В холодных водных просторах плоты камалоте разобщались, расплываясь по беспредельной глади. Длинные крутые волны беспорядочно укачивали растерзанную сельву, а ее смолкшие обессиленные обитатели, окоченев от холода, все глубже вязли в заливных лугах.
Большие пароходы победоносно дымили вдалеке. Маленькое суденышко, увенчанное плюмажем белого дыма, вышло на разведку, медленно пробираясь среди разбитых камалоте. Почти у самого горизонта вырисовывалась на своем плоту могучая Анаконда. Она привлекла внимание людей.
— Вон там, — раздался голос на пароходике. — Вон, на том плоту! Огромная змея!
— Какое чудовище! — крикнул кто-то. — Посмотрите! Посмотрите! Там ранчо. Наверно, она задушила его хозяина.
— Или сожрала живьем. Эти чудовища способны на все! Давайте отомстим за несчастного.
— Только, ради бога, не приближайтесь! — крикнул один из охотников. — Змея, вероятно, разъярена. Она может напасть на нас, как только заметит. Вы уверены, что можете застрелить ее отсюда?
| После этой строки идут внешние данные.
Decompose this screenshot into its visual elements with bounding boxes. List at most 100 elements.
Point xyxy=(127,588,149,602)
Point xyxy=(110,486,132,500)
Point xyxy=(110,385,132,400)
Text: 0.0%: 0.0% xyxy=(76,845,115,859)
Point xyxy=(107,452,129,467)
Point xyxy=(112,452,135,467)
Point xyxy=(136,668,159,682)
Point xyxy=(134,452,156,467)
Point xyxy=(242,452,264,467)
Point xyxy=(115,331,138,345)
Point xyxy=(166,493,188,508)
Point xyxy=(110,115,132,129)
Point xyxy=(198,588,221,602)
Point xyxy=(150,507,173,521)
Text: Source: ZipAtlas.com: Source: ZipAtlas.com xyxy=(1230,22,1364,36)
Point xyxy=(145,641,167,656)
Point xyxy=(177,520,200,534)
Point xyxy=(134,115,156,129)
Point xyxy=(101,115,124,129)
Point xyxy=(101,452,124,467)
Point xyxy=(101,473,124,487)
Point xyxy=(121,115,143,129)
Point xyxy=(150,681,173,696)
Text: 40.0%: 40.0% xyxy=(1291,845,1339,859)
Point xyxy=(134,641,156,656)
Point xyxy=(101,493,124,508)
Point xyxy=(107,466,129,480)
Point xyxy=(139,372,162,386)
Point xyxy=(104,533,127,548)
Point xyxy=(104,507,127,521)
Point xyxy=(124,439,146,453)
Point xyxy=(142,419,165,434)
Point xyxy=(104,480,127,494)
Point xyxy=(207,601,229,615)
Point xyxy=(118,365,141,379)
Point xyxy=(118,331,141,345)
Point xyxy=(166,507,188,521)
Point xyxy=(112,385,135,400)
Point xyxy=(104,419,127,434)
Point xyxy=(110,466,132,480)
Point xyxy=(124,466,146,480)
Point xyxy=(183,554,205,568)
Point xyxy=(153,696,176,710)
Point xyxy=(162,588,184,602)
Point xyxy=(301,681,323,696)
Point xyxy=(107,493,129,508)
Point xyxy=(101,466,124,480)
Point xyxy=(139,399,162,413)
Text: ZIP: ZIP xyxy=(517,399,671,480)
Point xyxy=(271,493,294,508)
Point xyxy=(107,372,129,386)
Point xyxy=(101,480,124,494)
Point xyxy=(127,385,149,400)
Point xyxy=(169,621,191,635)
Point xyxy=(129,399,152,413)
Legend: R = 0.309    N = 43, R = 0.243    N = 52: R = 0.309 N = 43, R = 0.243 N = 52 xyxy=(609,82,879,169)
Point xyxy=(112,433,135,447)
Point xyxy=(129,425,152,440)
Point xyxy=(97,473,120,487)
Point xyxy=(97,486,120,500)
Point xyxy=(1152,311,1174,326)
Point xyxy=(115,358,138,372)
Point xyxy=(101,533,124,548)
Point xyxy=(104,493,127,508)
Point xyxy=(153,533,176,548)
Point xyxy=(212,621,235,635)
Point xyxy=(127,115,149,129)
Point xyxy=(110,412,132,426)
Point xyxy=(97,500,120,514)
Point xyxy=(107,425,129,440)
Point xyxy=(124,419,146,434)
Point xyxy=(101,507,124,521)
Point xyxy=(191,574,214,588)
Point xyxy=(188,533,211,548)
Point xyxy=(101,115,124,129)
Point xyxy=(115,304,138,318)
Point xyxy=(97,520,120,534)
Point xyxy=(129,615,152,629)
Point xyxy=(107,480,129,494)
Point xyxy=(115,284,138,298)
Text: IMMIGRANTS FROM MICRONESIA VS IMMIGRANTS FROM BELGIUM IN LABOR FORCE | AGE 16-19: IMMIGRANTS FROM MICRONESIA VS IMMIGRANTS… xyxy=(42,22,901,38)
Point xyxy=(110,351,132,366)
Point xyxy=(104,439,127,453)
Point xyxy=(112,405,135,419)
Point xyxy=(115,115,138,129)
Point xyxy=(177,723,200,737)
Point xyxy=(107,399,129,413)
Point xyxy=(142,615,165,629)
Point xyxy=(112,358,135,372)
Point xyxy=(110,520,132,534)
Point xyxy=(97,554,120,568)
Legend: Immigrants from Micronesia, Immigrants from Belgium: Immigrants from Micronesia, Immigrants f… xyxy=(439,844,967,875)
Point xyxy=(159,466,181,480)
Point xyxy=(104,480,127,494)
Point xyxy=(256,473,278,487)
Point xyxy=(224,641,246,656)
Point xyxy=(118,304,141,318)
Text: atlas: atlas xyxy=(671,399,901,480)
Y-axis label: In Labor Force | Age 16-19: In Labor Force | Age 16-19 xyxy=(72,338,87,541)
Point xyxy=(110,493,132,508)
Под золотистыми лучами восходящего солнца, заливавшими подернутую изумрудной пеленой пойму, Анаконда увидала огромную лодку с плюмажем дыма. Она с безразличием посмотрела на эту невидаль, как вдруг различила на корме парохода крохотное облачко дыма, и ее голова больно ударилась о плот.
Анаконда изумленно выпрямилась. Она почувствовала резкий удар по телу, может — по голове. Анаконда сама не разобрала толком. С ней приключилось что-то неладное. Тело ее сперва онемело, а затем ей показалось, что голова у нее задергалась, точно все вокруг, потемнев, пустилось в пляс. Вдруг перед ней как живая предстала родная сельва, живая, но перевернутая вверх ногами, а на ее фоне словно расплывалось в улыбке ранчо поденщика.
— Как мне хочется спать, — подумала Анаконда, с трудом открывая глаза. Огромные голубоватые яйца змеи выкатились из-под навеса и рассыпались по всему плоту.
— Должно быть, время спать… — пробормотала Анаконда. И, собираясь нежно прилечь рядом со своим потомством, она ткнулась головой в плот и забылась долгим вечным сном.